Columbia International Affairs Online: Working Papers

CIAO DATE: 06/2008

State Failure Revisited II: Actors of Violence and Alternative Forms of Governance, INEF-Report 89

Tobias Debiel, Daniel Lambach

January 2007

Institute for Development and Peace

Abstract

This INEF report is the companion piece to “State Failure Revisited I: Globalization of Security and Neighborhood Effects” (INEF Report 87/2007). While the first working paper mainly took a structural perspective and dealt with the global and regional level, the contributions in our new study put those actors in the spotlight who shape national and local arenas.

Daniel Biró’s paper on warlordism in the “Westphalian Periphery” reconstructs different waves of warlord analysis (European feudalism; China at the beginning 20th century; Africa in the 1990s) and evaluates the usefulness of applying related concepts like praetorianism, organized crime, caudillismo, and insurgency. The article challenges the dominant view that warlords are almostexclusively driven by economic interests and instead looks at warlordism as an alternative form of governance in contexts that are defined by “oligopolies of violence”. Under these circumstances, warlords impact state‐building and may even allow for the provision of public goods. Driving factors are the warlord’s need to mobilize a minimum degree of legitimacy within local communities or his aspiration to gain control over society. Furthermore, as Biró argues, warlords may hold the local population captive if humanitarian organizations are willing to deliver social services as they can thus diversify their modes of ‘resource extraction’ and increase their autonomy.
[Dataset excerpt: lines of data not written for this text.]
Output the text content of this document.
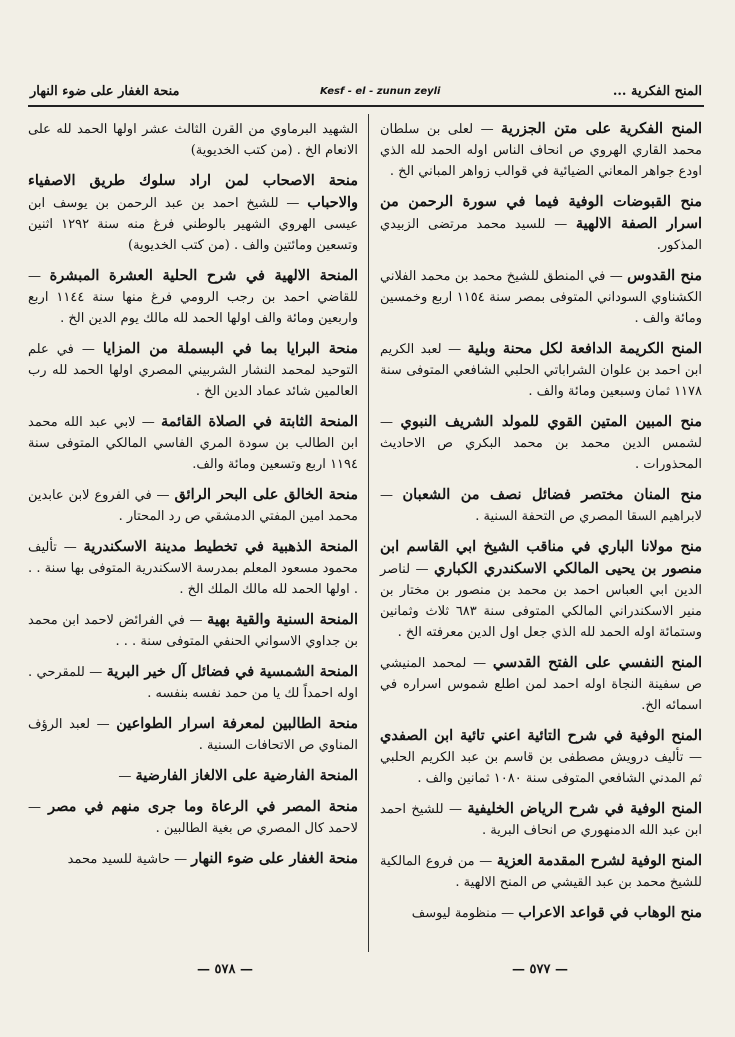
منحة الغفار على ضوء النهار	Kesf - el - zunun zeyli	المنح الفكرية ...

المنح الفكرية على متن الجزرية — لعلى بن سلطان محمد القاري الهروي ص انحاف الناس اوله الحمد لله الذي اودع جواهر المعاني الضيائية في قوالب زواهر المباني الخ .

منح القبوضات الوفية فيما في سورة الرحمن من اسرار الصفة الالهية — للسيد محمد مرتضى الزبيدي المذكور.

منح القدوس — في المنطق للشيخ محمد بن محمد الفلاني الكشناوي السوداني المتوفى بمصر سنة ١١٥٤ اربع وخمسين ومائة والف .

المنح الكريمة الدافعة لكل محنة وبلية — لعبد الكريم ابن احمد بن علوان الشراباتي الحلبي الشافعي المتوفى سنة ١١٧٨ ثمان وسبعين ومائة والف .

منح المبين المتين القوي للمولد الشريف النبوي — لشمس الدين محمد بن محمد البكري ص الاحاديث المحذورات .

منح المنان مختصر فضائل نصف من الشعبان — لابراهيم السقا المصري ص التحفة السنية .

منح مولانا الباري في مناقب الشيخ ابي القاسم ابن منصور بن يحيى المالكي الاسكندري الكباري — لناصر الدين ابي العباس احمد بن محمد بن منصور بن مختار بن منير الاسكندراني المالكي المتوفى سنة ٦٨٣ ثلاث وثمانين وستمائة اوله الحمد لله الذي جعل اول الدين معرفته الخ .

المنح النفسي على الفتح القدسي — لمحمد المنيشي ص سفينة النجاة اوله احمد لمن اطلع شموس اسراره في اسمائه الخ.

المنح الوفية في شرح التائية اعني تائية ابن الصفدي — تأليف درويش مصطفى بن قاسم بن عبد الكريم الحلبي ثم المدني الشافعي المتوفى سنة ١٠٨٠ ثمانين والف .

المنح الوفية في شرح الرياض الخليفية — للشيخ احمد ابن عبد الله الدمنهوري ص انحاف البرية .

المنح الوفية لشرح المقدمة العزية — من فروع المالكية للشيخ محمد بن عبد القيشي ص المنح الالهية .

منح الوهاب في قواعد الاعراب — منظومة ليوسف

الشهيد البرماوي من القرن الثالث عشر اولها الحمد لله على الانعام الخ . (من كتب الخديوية)

منحة الاصحاب لمن اراد سلوك طريق الاصفياء والاحباب — للشيخ احمد بن عبد الرحمن بن يوسف ابن عيسى الهروي الشهير بالوطني فرغ منه سنة ١٢٩٢ اثنين وتسعين ومائتين والف . (من كتب الخديوية)

المنحة الالهية في شرح الحلية العشرة المبشرة — للقاضي احمد بن رجب الرومي فرغ منها سنة ١١٤٤ اربع واربعين ومائة والف اولها الحمد لله مالك يوم الدين الخ .

منحة البرايا بما في البسملة من المزايا — في علم التوحيد لمحمد النشار الشربيني المصري اولها الحمد لله رب العالمين شائد عماد الدين الخ .

المنحة الثابتة في الصلاة القائمة — لابي عبد الله محمد ابن الطالب بن سودة المري الفاسي المالكي المتوفى سنة ١١٩٤ اربع وتسعين ومائة والف.

منحة الخالق على البحر الرائق — في الفروع لابن عابدين محمد امين المفتي الدمشقي ص رد المحتار .

المنحة الذهبية في تخطيط مدينة الاسكندرية — تأليف محمود مسعود المعلم بمدرسة الاسكندرية المتوفى بها سنة . . . اولها الحمد لله مالك الملك الخ .

المنحة السنية والقية بهية — في الفرائض لاحمد ابن محمد بن جداوي الاسواني الحنفي المتوفى سنة . . .

المنحة الشمسية في فضائل آل خير البرية — للمقرحي . اوله احمداً لك يا من حمد نفسه بنفسه .

منحة الطالبين لمعرفة اسرار الطواعين — لعبد الرؤف المناوي ص الاتحافات السنية .

المنحة الفارضية على الالغاز الفارضية —

منحة المصر في الرعاة وما جرى منهم في مصر — لاحمد كال المصري ص بغية الطالبين .

منحة الغفار على ضوء النهار — حاشية للسيد محمد

— ٥٧٨ —	— ٥٧٧ —
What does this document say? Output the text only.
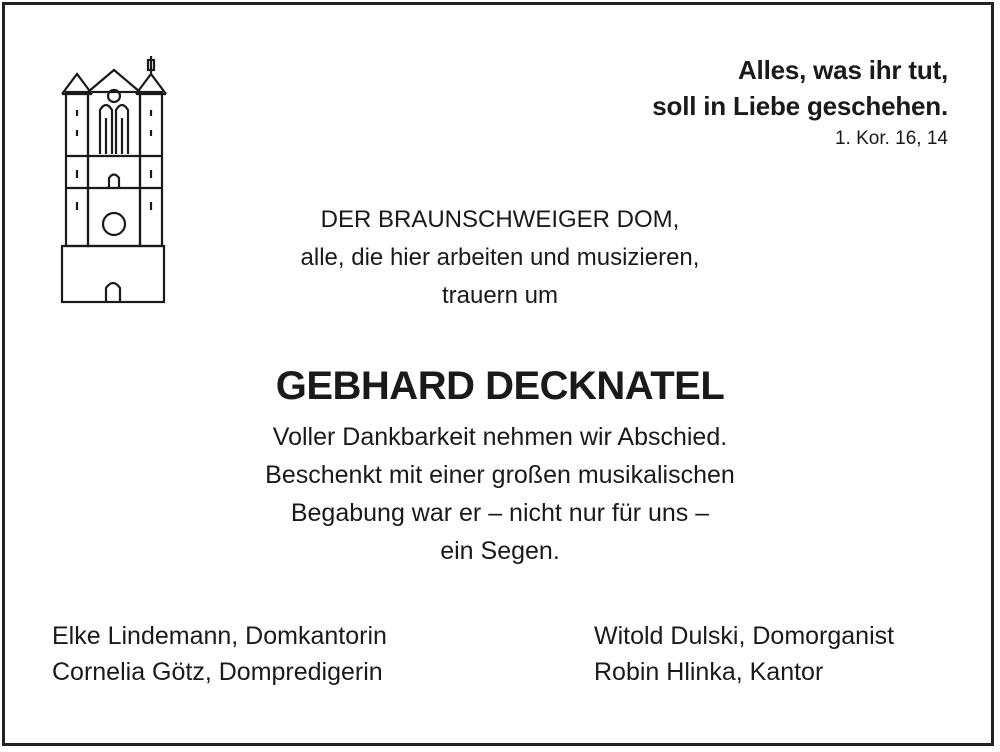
Alles, was ihr tut,
soll in Liebe geschehen.
1. Kor. 16, 14
DER BRAUNSCHWEIGER DOM,
alle, die hier arbeiten und musizieren,
trauern um
GEBHARD DECKNATEL
Voller Dankbarkeit nehmen wir Abschied.
Beschenkt mit einer großen musikalischen
Begabung war er – nicht nur für uns –
ein Segen.
Elke Lindemann, Domkantorin
Cornelia Götz, Dompredigerin
Witold Dulski, Domorganist
Robin Hlinka, Kantor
Andreas Mehler and Judy Smith‐Höhn present an empirical case study on Liberia and Sierra Leone. Which security‐relevant actors are perceived as being able to offer protection? Who is a potential source of threat? Preliminary answers to these guiding questions are given for Liberia, based on data collected in 2006. It turns out that urban respondents regarded the UN Mission in Liberia (UNMIL) as overwhelmingly important for their personal safety, followed by the Liberia National Police (18.4%). Vigilantes, areas teams, and neighborhood watches were assessed as ambivalent, being partly a source of protection but also a source of concern. The major threats for personal security, however, obviously stem from street boys, ex‐combatants, political party militias, and secret societies. The contribution concludes that international engagement in security sector reform will remain crucial. But it also argues that a clear understanding of all relevant local players, including non‐state actors, is necessitated because their relevance will grow as soon as external actors withdraw their personnel and resources.